Efficient Estimation of the Impact of Observing Systems using Ensemble Forecast Sensitivity to Observations (EFSO)
Tse-Chun Chen
UMDCP
Noon, 18 July in 2155
Abstract:
Massive amounts of observations are being assimilated into operational
NWP. New observing systems with high temporal, spatial, and spectral
sampling rates are being developed and deployed fairly regularly. The
need to evaluate the usefulness of these observations can not be
satisfied by the prevailing OSEs, which are computationally expensive
and have limited applicability. We demonstrate that Ensemble Forecast
Sensitivity to Observations (EFSO), which quantifies the impact of each
observation on the forecasts at low cost, could be implemented as an
online monitoring tool of the impact of each observation. Thus EFSO can
efficiently identify detrimental impact episodes and the associated
observations. To avoid such detrimental episodes, Hotta et al. (2017)
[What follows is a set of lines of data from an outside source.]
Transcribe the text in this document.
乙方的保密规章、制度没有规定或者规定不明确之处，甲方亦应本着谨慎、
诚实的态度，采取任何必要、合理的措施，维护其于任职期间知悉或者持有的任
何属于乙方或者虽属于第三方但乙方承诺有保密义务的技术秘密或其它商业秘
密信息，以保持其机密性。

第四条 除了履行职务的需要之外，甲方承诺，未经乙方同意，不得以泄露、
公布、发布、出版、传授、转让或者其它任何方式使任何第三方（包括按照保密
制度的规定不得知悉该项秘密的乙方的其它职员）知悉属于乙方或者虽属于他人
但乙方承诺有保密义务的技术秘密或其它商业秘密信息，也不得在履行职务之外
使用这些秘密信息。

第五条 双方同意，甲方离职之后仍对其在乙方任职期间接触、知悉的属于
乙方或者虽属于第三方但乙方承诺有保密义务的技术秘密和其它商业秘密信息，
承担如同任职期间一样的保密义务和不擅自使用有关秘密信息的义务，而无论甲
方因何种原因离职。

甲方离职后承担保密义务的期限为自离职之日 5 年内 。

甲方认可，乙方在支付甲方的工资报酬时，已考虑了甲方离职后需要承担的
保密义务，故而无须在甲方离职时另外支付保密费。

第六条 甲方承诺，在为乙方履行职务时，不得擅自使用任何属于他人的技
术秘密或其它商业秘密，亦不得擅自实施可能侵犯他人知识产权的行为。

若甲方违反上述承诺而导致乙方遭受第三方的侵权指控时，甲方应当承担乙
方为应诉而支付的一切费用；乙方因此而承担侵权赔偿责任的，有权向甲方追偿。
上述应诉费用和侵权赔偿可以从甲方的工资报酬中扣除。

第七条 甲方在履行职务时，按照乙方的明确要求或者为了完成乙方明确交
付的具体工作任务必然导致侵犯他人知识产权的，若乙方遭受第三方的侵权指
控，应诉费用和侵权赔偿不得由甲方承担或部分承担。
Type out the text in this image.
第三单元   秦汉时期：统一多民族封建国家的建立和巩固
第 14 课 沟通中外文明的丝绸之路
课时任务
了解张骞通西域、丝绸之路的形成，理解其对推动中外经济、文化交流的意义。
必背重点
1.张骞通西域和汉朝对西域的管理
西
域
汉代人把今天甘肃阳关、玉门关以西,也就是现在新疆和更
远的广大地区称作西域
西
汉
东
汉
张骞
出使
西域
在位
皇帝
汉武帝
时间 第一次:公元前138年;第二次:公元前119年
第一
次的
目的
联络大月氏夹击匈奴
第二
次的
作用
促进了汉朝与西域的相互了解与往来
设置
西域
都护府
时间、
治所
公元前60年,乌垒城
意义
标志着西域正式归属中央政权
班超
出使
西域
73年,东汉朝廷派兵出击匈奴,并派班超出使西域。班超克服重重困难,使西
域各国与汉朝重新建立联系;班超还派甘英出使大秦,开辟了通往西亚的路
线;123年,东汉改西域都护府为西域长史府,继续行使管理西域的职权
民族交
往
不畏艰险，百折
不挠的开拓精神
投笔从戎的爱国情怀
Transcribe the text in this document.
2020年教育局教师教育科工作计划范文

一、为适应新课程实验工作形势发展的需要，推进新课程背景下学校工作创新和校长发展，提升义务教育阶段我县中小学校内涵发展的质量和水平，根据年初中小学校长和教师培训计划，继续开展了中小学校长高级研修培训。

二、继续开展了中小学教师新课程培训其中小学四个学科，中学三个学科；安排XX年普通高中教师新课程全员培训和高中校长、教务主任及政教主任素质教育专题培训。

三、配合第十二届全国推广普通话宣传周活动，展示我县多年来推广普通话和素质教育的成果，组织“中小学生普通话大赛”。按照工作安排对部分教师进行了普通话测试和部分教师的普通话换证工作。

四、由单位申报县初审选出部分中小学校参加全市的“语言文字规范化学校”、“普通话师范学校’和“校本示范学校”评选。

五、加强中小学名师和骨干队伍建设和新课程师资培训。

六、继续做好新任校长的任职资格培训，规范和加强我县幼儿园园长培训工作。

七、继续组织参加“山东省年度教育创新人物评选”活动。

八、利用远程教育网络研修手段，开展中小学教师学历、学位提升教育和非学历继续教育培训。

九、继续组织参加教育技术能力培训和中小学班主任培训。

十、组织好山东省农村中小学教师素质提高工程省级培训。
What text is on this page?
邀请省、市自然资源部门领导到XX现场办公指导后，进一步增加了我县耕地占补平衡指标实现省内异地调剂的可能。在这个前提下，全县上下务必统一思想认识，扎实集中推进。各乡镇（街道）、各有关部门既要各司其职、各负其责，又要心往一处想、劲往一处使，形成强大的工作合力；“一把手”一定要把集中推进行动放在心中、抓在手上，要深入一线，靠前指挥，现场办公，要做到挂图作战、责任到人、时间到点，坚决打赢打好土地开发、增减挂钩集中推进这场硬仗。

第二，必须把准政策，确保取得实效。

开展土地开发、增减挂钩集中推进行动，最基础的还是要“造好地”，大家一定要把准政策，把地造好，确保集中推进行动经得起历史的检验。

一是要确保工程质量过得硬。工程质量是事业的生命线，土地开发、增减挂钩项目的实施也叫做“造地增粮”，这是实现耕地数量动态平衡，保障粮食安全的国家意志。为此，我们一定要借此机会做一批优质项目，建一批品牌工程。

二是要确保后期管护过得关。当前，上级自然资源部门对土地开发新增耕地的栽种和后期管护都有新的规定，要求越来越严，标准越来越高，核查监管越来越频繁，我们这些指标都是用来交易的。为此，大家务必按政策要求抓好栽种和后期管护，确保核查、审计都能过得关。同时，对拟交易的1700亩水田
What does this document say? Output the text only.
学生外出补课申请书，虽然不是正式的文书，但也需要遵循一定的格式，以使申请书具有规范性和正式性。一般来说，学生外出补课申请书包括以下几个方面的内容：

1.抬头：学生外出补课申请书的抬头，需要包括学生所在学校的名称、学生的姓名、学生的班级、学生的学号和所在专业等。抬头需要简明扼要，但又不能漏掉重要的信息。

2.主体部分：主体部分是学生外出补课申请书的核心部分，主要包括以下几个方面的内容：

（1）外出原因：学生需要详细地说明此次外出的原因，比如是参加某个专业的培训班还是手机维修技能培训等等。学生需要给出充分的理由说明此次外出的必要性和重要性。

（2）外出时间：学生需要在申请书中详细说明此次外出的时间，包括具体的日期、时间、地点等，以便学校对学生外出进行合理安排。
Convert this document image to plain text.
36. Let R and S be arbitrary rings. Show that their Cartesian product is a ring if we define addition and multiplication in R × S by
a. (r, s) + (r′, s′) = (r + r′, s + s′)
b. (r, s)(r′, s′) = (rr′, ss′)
have shown EFSO-based Proactive Quality Control (PQC) can reduce
forecast error in cases of "skill dropout". We further devised two
other data denial strategies: THReshold (THR), which rejects
observation if the Moist Total Energy error impact is more detrimental
than 10-5 J-kg-1, and Beneficial Growing Mode (BGM) that only keeps
observations that are beneficial in 6-hr forecasts and continue to be
beneficial after 24 hours. We show in the presentation that both THR
and BGM outperform the original PQC method, and BGM (useful for
reanalyses) performs even better than THR.